Background Psoriatic arthritis is an inflammatory with an increase of cytokine production when compared to healthy subjects but with contradictory data due to its heterogeneity and according to its activity, its clinical presentation and/or the presence of comorbidity.
Objectives To study the sera and ex vivo cytokines secreted by mononuclear cells before and after stimulation of monocytes and lymphocytes through comparison of different groups of patients and according to activity, clinical presentation and comorbidity.

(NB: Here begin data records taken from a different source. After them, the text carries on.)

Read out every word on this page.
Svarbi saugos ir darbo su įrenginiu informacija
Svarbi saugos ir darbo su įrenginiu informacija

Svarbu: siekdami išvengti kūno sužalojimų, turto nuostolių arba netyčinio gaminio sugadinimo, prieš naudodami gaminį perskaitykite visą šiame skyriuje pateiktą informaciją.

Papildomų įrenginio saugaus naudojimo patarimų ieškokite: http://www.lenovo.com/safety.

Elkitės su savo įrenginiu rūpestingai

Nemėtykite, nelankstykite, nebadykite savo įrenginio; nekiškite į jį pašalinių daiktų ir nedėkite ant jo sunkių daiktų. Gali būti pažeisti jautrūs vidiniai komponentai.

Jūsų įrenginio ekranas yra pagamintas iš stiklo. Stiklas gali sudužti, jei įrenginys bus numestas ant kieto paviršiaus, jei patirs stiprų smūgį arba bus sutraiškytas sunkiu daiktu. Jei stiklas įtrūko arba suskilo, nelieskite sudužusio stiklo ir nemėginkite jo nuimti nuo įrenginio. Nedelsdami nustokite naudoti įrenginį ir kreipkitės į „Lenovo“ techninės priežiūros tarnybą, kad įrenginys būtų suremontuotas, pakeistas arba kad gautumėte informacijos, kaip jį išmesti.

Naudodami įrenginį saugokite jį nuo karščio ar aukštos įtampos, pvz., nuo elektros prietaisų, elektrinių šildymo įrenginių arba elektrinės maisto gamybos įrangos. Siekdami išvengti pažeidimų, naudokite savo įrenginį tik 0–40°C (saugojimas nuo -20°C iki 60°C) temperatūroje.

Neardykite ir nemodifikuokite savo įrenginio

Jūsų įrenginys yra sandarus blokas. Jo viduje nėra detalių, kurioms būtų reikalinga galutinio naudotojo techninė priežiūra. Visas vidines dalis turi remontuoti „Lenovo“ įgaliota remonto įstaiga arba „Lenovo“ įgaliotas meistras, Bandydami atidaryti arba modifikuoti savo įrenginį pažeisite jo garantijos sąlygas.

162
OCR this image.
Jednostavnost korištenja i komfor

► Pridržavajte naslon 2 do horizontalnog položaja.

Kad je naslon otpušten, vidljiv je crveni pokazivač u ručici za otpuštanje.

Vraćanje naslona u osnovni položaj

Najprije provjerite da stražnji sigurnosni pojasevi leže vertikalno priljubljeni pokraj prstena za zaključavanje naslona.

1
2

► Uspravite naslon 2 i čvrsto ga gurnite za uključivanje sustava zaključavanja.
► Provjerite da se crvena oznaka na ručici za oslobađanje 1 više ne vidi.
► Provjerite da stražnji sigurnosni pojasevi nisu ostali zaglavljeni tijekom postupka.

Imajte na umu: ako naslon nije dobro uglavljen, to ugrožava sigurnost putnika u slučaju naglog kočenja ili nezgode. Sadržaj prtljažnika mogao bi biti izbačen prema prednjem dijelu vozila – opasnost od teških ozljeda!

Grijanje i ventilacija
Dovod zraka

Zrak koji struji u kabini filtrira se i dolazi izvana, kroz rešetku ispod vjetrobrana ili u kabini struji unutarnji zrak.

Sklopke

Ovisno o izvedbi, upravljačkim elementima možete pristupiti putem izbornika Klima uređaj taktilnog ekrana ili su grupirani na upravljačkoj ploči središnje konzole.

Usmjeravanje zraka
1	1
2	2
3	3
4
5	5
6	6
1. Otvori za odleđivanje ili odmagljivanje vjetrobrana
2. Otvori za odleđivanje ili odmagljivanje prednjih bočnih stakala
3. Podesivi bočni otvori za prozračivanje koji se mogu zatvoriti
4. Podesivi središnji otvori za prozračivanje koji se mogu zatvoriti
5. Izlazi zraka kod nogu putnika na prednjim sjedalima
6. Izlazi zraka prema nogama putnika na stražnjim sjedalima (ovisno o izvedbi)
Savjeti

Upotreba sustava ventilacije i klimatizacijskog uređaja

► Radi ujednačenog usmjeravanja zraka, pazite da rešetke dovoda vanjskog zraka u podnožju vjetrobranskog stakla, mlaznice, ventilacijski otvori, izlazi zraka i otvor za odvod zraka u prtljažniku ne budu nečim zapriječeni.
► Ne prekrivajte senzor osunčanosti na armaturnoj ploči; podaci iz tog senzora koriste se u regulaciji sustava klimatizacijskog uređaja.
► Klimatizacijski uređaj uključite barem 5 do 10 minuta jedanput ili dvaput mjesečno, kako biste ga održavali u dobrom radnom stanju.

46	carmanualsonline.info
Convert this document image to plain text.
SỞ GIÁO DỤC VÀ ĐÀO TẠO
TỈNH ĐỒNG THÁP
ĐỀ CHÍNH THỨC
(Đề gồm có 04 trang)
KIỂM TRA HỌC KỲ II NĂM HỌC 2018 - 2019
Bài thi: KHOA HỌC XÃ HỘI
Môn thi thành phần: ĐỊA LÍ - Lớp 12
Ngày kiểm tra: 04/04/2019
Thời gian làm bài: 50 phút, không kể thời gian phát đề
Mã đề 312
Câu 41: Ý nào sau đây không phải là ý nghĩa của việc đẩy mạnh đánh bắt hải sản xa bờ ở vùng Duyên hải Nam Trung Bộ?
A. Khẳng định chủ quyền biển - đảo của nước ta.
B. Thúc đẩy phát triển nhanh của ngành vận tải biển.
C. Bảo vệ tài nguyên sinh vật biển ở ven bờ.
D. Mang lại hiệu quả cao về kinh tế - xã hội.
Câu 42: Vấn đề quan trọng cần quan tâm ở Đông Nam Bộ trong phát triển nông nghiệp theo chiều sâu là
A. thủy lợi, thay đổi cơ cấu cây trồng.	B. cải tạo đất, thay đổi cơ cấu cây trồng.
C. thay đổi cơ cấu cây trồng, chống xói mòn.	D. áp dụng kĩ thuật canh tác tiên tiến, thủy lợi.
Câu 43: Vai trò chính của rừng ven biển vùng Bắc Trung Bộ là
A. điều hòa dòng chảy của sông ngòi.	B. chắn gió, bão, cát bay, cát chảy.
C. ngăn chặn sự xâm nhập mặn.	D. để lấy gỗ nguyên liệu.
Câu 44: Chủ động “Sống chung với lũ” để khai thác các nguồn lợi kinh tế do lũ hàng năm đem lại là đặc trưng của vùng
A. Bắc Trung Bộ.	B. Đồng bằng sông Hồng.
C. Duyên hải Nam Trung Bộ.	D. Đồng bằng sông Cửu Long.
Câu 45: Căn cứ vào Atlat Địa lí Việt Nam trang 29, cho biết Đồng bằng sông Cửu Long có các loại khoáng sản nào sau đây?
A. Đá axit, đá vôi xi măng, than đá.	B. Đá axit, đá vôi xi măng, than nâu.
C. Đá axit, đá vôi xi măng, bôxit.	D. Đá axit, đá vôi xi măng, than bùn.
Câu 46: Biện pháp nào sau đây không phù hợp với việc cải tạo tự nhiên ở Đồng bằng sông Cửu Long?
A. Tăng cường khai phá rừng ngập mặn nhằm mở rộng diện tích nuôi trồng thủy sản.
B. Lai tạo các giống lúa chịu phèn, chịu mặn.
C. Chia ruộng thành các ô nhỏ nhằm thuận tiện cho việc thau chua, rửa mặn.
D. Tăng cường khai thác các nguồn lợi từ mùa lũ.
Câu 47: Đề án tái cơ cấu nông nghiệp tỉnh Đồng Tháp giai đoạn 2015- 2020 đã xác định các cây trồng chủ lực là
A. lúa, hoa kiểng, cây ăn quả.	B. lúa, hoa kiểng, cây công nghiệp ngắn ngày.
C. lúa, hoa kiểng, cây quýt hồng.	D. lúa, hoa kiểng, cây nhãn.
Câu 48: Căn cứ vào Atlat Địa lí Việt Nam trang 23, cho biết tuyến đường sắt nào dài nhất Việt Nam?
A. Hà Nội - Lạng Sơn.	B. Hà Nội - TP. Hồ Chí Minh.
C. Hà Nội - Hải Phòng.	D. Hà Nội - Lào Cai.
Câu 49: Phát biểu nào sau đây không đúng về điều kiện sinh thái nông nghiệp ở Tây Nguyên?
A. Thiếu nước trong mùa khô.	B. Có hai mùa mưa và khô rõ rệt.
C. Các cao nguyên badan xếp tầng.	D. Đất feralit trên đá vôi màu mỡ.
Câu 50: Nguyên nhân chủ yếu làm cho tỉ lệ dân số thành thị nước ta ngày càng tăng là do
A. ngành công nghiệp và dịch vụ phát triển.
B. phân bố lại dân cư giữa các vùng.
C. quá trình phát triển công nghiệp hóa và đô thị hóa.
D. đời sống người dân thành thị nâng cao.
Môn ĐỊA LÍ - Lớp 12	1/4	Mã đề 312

Methods Patients with psoriatic arthritis according to the Moll and Wright criteria have been clinically evaluated by a rheumatologist and a dermatologist. Active disease was defined by either more than 3 painful and swollen joints or a BASDAI higher than 40. Inflammatory syndrome was considered to be present when the CRP exceeded 10 mg/l. Cytokines dosage (IL-1a, IL1b, IL-1Ra, TNFa, IL-6, IL-17, IFNg, IL-4 and IL-10) in the serum and after mononuclear cell (MNC) extraction was carried out with luminex before and after stimulation with LPS on the one hand and by CD3-CD28 on the other hand.
Results Thirty-six patients with PsA were monitored. Mean age was 52 years and mean disease duration was 15.9 years. The sex ratio was 21 men (58.3%) and 15 women (41.7%). Thirty-four per cent had hypertension, 6% diabetes and 41% dyslipidemia; 51% were current smokers, 76% drank alcohol regularly and 27% were heavy drinkers. 72% had psoriasis on the day of the visit with a PASI (psoriasis area and severity index) averaging 5.1. Three of them had an axial form, 19 a peripheral form and 14 had both. In the serum, IFNg was increased; IL4 was decreased but not significantly while TNFa, was significantly increased in patients with psoriatic arthritis. When cytokines production of MNC in patients and healthy subjects was compared, we observed a significant increase of IL1ra (p=0,02), IL-10 (p=0,02), IL-6 (p<0,0005) and TNFa (p<0,001) in the absence of stimulation, an increase of IL-1a, IL1b, TNFa, IL-6 after stimulation with LPS and no significant difference after CD3-CD28 stimulation. When patients had active disease, there was no difference with regard to TNFa or IL6, whereas IL4 production was heightened after LPS stimulation. In the axial form, there was no TNFa increase compared to healthy subjects and in the peripheral form an IFNg increase and significantly heightened IL17 after CD3-CD28 stimulation were observed. No differences according to comorbidity were found.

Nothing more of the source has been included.